The virus is killing us. People are scared.

Meanwhile, Amazon’s sales increased 40 percent in the second quarter alone, while their stock price increased 97 percent. Apple hit a $2 trillion market cap, the first publicly traded company to do so, and reported nearly $60 billion in revenue. Since the pandemic began, Facebook’s stock rocketed up 85 percent, Google’s by 50 percent, Netflix by 63 percent, and Microsoft by 57 percent. All saw their revenues greatly increase compared to last year’s numbers as well. [Source: How Big Government Stacked the Deck Against Small Business}. And of course the stock market has reached all-time highs.

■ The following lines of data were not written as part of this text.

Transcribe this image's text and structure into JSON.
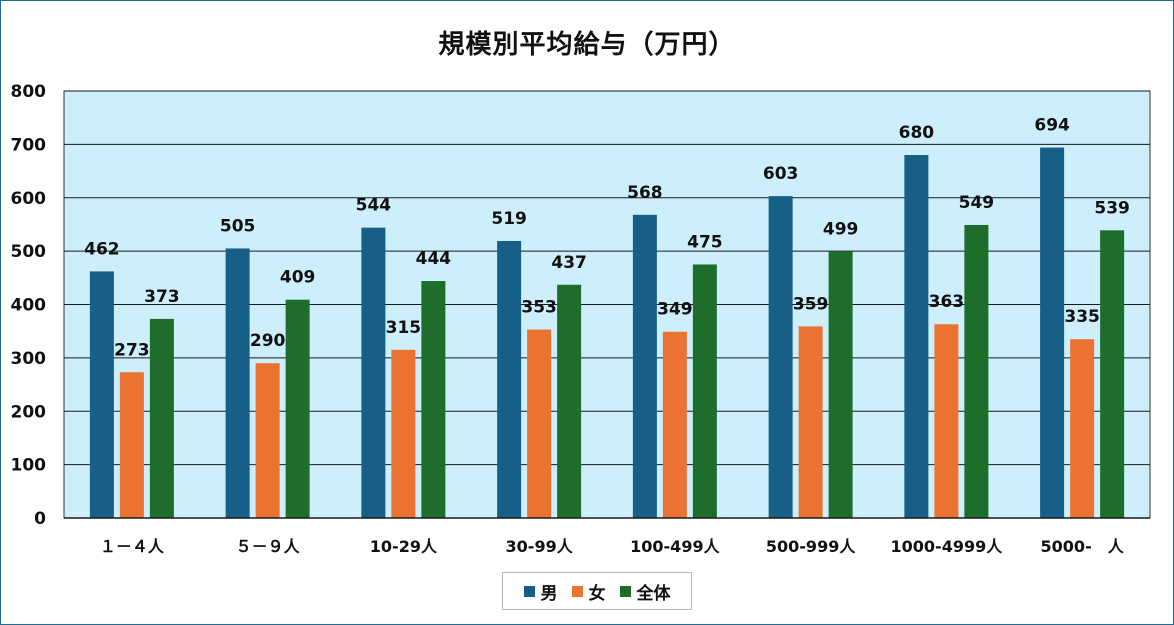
{
  "chart_data": {
    "type": "bar",
    "title": "規模別平均給与（万円）",
    "categories": [
      "１－４人",
      "５－９人",
      "10-29人",
      "30-99人",
      "100-499人",
      "500-999人",
      "1000-4999人",
      "5000-　人"
    ],
    "series": [
      {
        "name": "男",
        "color": "#175f86",
        "values": [
          462,
          505,
          544,
          519,
          568,
          603,
          680,
          694
        ]
      },
      {
        "name": "女",
        "color": "#ea7332",
        "values": [
          273,
          290,
          315,
          353,
          349,
          359,
          363,
          335
        ]
      },
      {
        "name": "全体",
        "color": "#1c6e2a",
        "values": [
          373,
          409,
          444,
          437,
          475,
          499,
          549,
          539
        ]
      }
    ],
    "ylim": [
      0,
      800
    ],
    "yticks": [
      0,
      100,
      200,
      300,
      400,
      500,
      600,
      700,
      800
    ],
    "grid": true,
    "plot_background": "#cdeefb",
    "data_labels": true,
    "legend_position": "bottom"
  }
}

Small businesses though are struggling around the country. Nearly 1/3 of all small businesses have closed in New York and New Jersey in 2020. And the national average for small business closures this year is nearing 30% according to a Harvard run database, TracktheRecovery.org. The database shows that the number of small businesses open in Iowa are down 29.3% as of November 25, 2020, and we are unfortunately trending in the wrong direction at this time.

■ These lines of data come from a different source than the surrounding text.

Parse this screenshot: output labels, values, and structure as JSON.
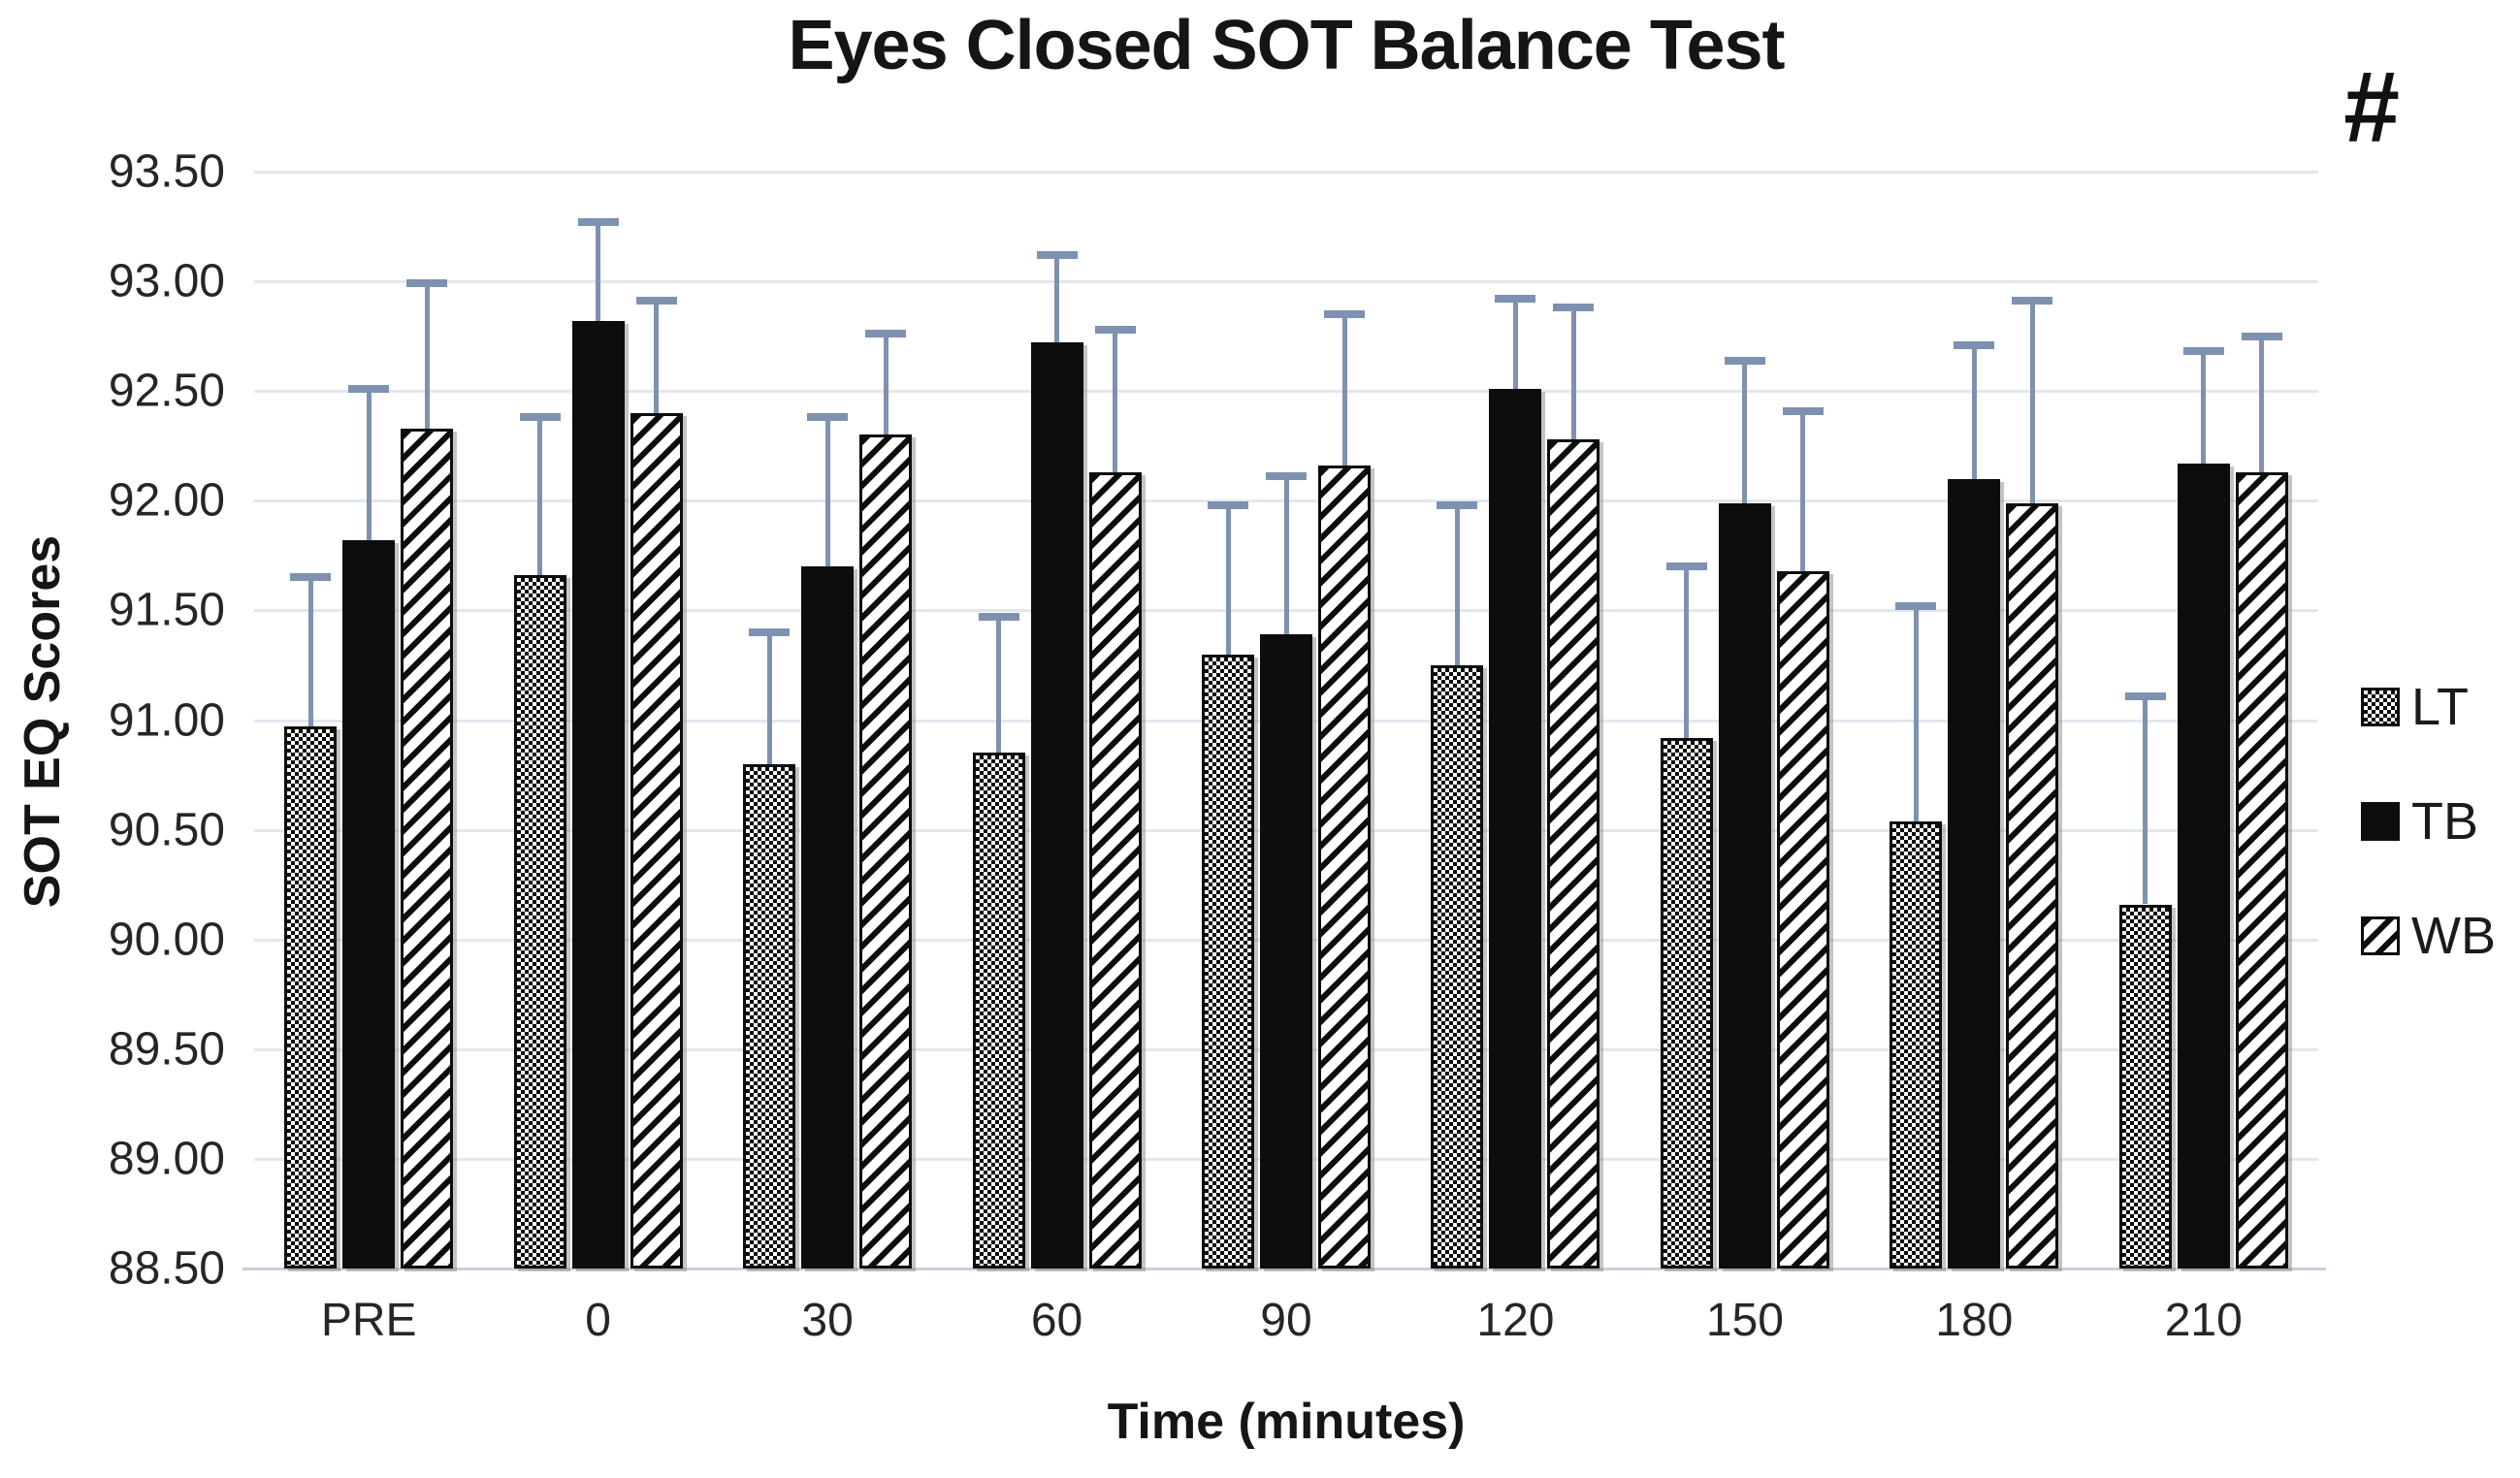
{
  "figure": {
    "title": "Eyes Closed SOT Balance Test",
    "significance_marker": "#",
    "y_axis_title": "SOT EQ Scores",
    "x_axis_title": "Time (minutes)"
  },
  "legend": {
    "items": [
      {
        "label": "LT",
        "pattern": "checker"
      },
      {
        "label": "TB",
        "pattern": "solid"
      },
      {
        "label": "WB",
        "pattern": "diagonal"
      }
    ]
  },
  "colors": {
    "error_bar": "#7e91b0",
    "gridline": "#e2e7ef",
    "axis_line": "#c9d0da",
    "bar_fill": "#0d0d0d",
    "text": "#1b1b1b"
  },
  "chart_data": {
    "type": "bar",
    "title": "Eyes Closed SOT Balance Test",
    "xlabel": "Time (minutes)",
    "ylabel": "SOT EQ Scores",
    "categories": [
      "PRE",
      "0",
      "30",
      "60",
      "90",
      "120",
      "150",
      "180",
      "210"
    ],
    "ylim": [
      88.5,
      93.5
    ],
    "ytick_step": 0.5,
    "grid": true,
    "legend_position": "right",
    "annotation": "#",
    "error_direction": "plus",
    "series": [
      {
        "name": "LT",
        "pattern": "checker",
        "values": [
          90.97,
          91.66,
          90.8,
          90.85,
          91.3,
          91.25,
          90.92,
          90.54,
          90.16
        ],
        "errors": [
          0.68,
          0.72,
          0.6,
          0.62,
          0.68,
          0.73,
          0.78,
          0.98,
          0.95
        ]
      },
      {
        "name": "TB",
        "pattern": "solid",
        "values": [
          91.82,
          92.82,
          91.7,
          92.72,
          91.39,
          92.51,
          91.99,
          92.1,
          92.17
        ],
        "errors": [
          0.69,
          0.45,
          0.68,
          0.4,
          0.72,
          0.41,
          0.65,
          0.61,
          0.51
        ]
      },
      {
        "name": "WB",
        "pattern": "diagonal",
        "values": [
          92.33,
          92.4,
          92.3,
          92.13,
          92.16,
          92.28,
          91.68,
          91.99,
          92.13
        ],
        "errors": [
          0.66,
          0.51,
          0.46,
          0.65,
          0.69,
          0.6,
          0.73,
          0.92,
          0.62
        ]
      }
    ]
  }
}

Iowa and other parts of the country did see an uptick in small businesses open after the stimulus checks started in April earlier this year. But with our government bogged down will help be on the horizon as the down-turn continues? To be candid, large corporations are not the actual culprit for small business problems. It is our government. Government has stacked the deck against our small businesses. Our government arbitrarily determines which businesses are essential, and which businesses must close. In one video I saw on Twitter, a small business owner in California was forced to close her bar and outdoor patio, while a large movie company directly across the parking lot was permitted to operate with numerous tents and chairs that were exactly like the set-up of the bar owner’s outdoor patio! Iowa’s government has engaged in similar decision-making. There is often no rhyme or reason for why a business may stay open and why a business must close. But what we do know, is that our government has not forced our large businesses to shut down.

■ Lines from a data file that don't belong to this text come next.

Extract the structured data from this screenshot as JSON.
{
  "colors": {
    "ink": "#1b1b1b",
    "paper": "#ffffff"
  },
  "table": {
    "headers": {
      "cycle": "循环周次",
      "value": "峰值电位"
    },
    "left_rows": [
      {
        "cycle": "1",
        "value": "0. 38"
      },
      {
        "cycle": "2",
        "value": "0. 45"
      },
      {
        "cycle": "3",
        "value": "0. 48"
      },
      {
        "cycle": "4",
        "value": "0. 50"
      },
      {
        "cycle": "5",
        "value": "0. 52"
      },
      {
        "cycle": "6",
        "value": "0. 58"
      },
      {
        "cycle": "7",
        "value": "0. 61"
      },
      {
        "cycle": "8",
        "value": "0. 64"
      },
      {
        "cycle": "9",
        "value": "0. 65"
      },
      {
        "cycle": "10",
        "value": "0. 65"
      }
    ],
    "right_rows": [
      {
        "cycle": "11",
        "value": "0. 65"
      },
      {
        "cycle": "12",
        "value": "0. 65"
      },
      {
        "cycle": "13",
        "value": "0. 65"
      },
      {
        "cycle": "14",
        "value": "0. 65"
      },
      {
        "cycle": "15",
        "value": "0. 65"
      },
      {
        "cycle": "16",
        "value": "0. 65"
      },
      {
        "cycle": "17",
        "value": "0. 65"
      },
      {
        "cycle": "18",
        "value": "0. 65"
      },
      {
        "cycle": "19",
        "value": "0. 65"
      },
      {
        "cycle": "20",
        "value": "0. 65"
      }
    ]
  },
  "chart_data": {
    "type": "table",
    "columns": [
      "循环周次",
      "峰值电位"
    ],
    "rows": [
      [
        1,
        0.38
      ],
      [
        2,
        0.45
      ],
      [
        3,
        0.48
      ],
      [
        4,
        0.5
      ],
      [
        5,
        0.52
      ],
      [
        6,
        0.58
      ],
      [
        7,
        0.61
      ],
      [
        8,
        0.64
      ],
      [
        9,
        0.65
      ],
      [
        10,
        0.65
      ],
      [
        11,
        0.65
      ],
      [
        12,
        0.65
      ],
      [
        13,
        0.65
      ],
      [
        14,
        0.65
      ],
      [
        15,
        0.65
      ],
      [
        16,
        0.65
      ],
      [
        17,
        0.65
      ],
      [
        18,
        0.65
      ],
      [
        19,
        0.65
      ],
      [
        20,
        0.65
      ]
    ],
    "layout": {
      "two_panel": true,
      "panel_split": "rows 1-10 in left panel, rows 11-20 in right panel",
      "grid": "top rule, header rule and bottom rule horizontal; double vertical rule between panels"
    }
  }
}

Another problem is our federal government continues to favor big business over small business even when it tries to provide relief to ordinary folks. Our federal government provided incentives, handouts, and other pork in the CARES Act that continued to favor big business. Twenty-five percent of the initial $2 trillion (remember, those are your tax dollars) went to big business, with $58 billion going to the airlines alone and another $17 billion to the military-industrial complex giant, Boeing. Only $350 billion was earmarked for small businesses, and of that, $243 million “accidentally” went to large companies instead – leading some companies to return the money over the ensuing outrage. And recently we learned that businesses owned by President Trump and the Kushner family received $3.65 million in PPP loans intended for small business. All in all, only 5 percent of the first round of PPP loans reached small businesses.

What can we do? We must demand and advocate that our federal and state governments take care or our small businesses and ordinary Americans. Email and call your government leaders and representatives. They must act now. Before it is too late.